So. Heute ist es wieder soweit. Nachdem ich mir vorgenommen hatte, nur noch in Fällen besonderer Inkompetenz oder Unverschämtheit über die Bahn zu meckern, schien mir die Schalterfrau in Hamburg geradezu darum zu betteln.
"Hier ist geschlossen!"
Gestern hat mal wieder die höhere Gewalt zugeschlagen und verhindert, dass unser Nachtzug von Hamburg nach Karlsruhe fahren konnten. Um das zu erfahren mussten wir zum Hauptbahnhof - Webseite und Hotline der Bahn waren überlastet. Aber wir haben ja Zeit.
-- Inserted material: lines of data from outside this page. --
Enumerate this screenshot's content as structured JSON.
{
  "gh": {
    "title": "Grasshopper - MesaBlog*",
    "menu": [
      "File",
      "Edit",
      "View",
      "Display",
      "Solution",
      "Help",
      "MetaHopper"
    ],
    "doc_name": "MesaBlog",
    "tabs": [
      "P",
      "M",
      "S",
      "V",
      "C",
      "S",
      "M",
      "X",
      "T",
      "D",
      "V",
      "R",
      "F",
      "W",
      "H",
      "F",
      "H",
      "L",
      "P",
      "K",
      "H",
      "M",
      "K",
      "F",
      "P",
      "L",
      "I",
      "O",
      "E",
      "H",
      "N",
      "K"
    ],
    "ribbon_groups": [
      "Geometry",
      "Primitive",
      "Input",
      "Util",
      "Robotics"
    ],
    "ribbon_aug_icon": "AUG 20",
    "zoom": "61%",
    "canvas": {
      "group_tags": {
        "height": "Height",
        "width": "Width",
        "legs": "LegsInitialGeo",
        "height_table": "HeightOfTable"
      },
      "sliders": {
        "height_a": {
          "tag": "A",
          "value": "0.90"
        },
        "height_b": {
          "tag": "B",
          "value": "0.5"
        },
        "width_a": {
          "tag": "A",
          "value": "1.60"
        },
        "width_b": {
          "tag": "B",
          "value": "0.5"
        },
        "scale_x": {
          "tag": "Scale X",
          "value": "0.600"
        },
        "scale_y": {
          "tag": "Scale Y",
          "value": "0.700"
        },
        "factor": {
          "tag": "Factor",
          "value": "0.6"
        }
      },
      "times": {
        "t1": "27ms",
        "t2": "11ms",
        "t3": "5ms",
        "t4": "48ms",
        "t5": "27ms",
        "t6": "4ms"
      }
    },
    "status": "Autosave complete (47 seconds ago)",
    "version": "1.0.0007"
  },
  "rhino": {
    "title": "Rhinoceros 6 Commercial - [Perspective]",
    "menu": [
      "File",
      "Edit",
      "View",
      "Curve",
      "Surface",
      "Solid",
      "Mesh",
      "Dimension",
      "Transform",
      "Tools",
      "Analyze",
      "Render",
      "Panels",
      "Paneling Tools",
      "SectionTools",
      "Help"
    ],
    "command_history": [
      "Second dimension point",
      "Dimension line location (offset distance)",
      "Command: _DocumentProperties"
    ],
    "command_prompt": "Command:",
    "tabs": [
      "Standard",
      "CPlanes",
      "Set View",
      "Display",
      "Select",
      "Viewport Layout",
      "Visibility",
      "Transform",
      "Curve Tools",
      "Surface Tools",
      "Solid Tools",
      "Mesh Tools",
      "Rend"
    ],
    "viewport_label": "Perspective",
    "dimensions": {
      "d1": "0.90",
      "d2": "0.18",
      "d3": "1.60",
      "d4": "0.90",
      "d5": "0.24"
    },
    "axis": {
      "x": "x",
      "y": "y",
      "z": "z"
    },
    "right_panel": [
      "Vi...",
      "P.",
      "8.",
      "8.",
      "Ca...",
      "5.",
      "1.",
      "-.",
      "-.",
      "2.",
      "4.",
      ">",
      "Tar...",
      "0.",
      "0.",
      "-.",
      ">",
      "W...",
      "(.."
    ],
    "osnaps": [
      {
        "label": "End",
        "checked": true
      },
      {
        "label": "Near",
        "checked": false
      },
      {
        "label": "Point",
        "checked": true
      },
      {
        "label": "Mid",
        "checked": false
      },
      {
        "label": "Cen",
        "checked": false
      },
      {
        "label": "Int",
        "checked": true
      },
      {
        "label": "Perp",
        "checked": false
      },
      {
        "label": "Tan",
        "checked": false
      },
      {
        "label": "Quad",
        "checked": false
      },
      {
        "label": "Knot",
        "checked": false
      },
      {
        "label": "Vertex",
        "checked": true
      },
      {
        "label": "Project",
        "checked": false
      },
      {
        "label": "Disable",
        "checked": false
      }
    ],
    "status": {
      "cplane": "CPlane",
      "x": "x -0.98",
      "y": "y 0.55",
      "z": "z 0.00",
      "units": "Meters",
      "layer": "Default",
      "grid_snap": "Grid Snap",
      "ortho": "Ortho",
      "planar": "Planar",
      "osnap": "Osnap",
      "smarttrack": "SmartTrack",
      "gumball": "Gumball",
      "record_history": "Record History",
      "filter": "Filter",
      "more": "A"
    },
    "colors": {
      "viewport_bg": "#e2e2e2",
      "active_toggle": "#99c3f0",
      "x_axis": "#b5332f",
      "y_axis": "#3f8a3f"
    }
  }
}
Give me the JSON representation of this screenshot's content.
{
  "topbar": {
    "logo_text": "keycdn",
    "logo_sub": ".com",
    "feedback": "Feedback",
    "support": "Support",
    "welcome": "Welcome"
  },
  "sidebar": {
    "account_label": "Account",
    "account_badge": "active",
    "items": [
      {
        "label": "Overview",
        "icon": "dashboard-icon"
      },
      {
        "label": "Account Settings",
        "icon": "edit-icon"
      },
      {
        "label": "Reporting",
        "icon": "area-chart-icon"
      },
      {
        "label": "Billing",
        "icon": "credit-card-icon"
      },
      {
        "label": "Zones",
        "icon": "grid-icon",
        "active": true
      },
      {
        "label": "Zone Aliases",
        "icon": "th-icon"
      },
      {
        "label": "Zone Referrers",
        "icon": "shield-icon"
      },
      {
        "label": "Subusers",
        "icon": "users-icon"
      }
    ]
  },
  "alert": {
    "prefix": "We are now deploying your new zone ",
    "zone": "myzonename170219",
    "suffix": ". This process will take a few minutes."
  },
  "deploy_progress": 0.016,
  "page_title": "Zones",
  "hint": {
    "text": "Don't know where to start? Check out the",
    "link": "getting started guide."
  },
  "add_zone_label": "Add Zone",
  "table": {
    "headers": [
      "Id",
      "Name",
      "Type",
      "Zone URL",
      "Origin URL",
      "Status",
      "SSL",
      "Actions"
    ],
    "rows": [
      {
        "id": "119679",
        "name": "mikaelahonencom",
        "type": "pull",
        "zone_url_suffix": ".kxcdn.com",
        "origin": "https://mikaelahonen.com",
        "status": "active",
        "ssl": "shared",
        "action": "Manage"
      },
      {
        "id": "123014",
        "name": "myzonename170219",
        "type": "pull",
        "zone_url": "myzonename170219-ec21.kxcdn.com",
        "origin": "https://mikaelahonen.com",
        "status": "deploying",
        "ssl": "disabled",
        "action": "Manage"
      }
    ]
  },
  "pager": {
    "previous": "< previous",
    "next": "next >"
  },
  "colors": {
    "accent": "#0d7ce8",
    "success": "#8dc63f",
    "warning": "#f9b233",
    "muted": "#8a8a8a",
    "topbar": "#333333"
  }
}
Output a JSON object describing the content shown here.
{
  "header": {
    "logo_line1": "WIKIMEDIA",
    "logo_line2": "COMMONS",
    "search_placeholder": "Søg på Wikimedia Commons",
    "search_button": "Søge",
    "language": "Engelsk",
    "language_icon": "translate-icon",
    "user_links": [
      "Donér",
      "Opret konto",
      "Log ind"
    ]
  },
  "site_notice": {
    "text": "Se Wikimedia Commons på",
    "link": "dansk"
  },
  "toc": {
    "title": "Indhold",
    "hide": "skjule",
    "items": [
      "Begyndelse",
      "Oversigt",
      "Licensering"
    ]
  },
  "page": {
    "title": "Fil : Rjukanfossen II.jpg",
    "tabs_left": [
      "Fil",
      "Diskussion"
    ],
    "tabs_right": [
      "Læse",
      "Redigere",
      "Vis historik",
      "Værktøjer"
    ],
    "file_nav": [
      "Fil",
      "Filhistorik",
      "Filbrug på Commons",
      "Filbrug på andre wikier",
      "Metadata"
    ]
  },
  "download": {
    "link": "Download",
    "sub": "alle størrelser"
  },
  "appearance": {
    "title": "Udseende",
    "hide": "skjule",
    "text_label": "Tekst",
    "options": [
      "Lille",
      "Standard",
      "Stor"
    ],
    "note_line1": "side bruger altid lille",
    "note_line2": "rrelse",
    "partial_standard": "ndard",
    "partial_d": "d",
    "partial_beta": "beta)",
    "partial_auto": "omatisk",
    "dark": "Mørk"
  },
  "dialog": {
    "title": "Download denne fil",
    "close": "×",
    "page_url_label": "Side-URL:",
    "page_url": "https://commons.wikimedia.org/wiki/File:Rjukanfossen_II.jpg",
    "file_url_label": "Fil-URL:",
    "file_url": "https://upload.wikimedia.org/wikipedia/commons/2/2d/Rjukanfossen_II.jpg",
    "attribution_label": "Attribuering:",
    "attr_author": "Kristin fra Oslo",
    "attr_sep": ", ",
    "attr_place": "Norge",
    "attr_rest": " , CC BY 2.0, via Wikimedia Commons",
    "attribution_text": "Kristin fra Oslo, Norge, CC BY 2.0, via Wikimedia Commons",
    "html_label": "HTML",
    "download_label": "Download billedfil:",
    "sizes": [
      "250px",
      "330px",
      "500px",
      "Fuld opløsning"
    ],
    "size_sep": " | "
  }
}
Jetzt fragt man sich als serviceorientiertes Unternehmen in einem solchen Fall sicher: Wie können wir unseren Fahrgästen und Mitarbeitern helfen und sie im Chaos mit Informationen versorgen? Richtig: Indem wir das Servicecenter schließen. Pünktlich um 22 Uhr treten zwei Brocken vom Sicherheitsdienst vor die Tür und scheuchen die Kundschaft weg. Zwei Schalter in der Zugigen Bahnhofshalle sind sicher genug für halb Süddeutschland, dass aus Hamburg weg will. Ein Stand mit Suppe oder Kaffee oder einfach nur nettes Personal? Für solche Vorschläge wird man mittlerweile ausgelacht.
"Da können wir doch nichts dafür, wenn die Lokführer nicht fahren wollen
Die Servicefrau hat uns also zu erklären versucht, dass ein privates Subunternehmen die Nachtzüge betreibt und deren Lokführer nicht fahren wollten. Das sei ja aber nicht Schuld der Bahn und deshalb könnte sie uns auch nicht weiterhelfen. Hotel? Da musste sie lachen. Es war ihr rundweg egal, was aus der lieben Kundschaft wird. Auf ihrem Tisch lag eine ausgedruckte E-Mail, in der dem Servicevolk mitgeteilt wurde, dass auf Grund des Unwetters keine Fahrgastrechte-Formulare mehr verteilt werden sollen. Aha!
"Haha. Das können Sie ganz schnell vergessen."
Nach eine Nacht im Hotel mussten wir heute morgen also unser Ticket umbuchen. Von 16 Schaltern waren sieben geschlossen, dafür liefen überall rote Männlein herum, die mir erklären wollten, dass ich mit meinem Handy jetzt auch auf die Bahn-Seite surfen kann. Aha! Endlich am Schalter angekommen ergab sich recht schnell folgendes Bild:
  • 1. Klasse, als kleine Entschädigung für die Nacht im Hotel? - "Das können sie ganz schnell vergessen!".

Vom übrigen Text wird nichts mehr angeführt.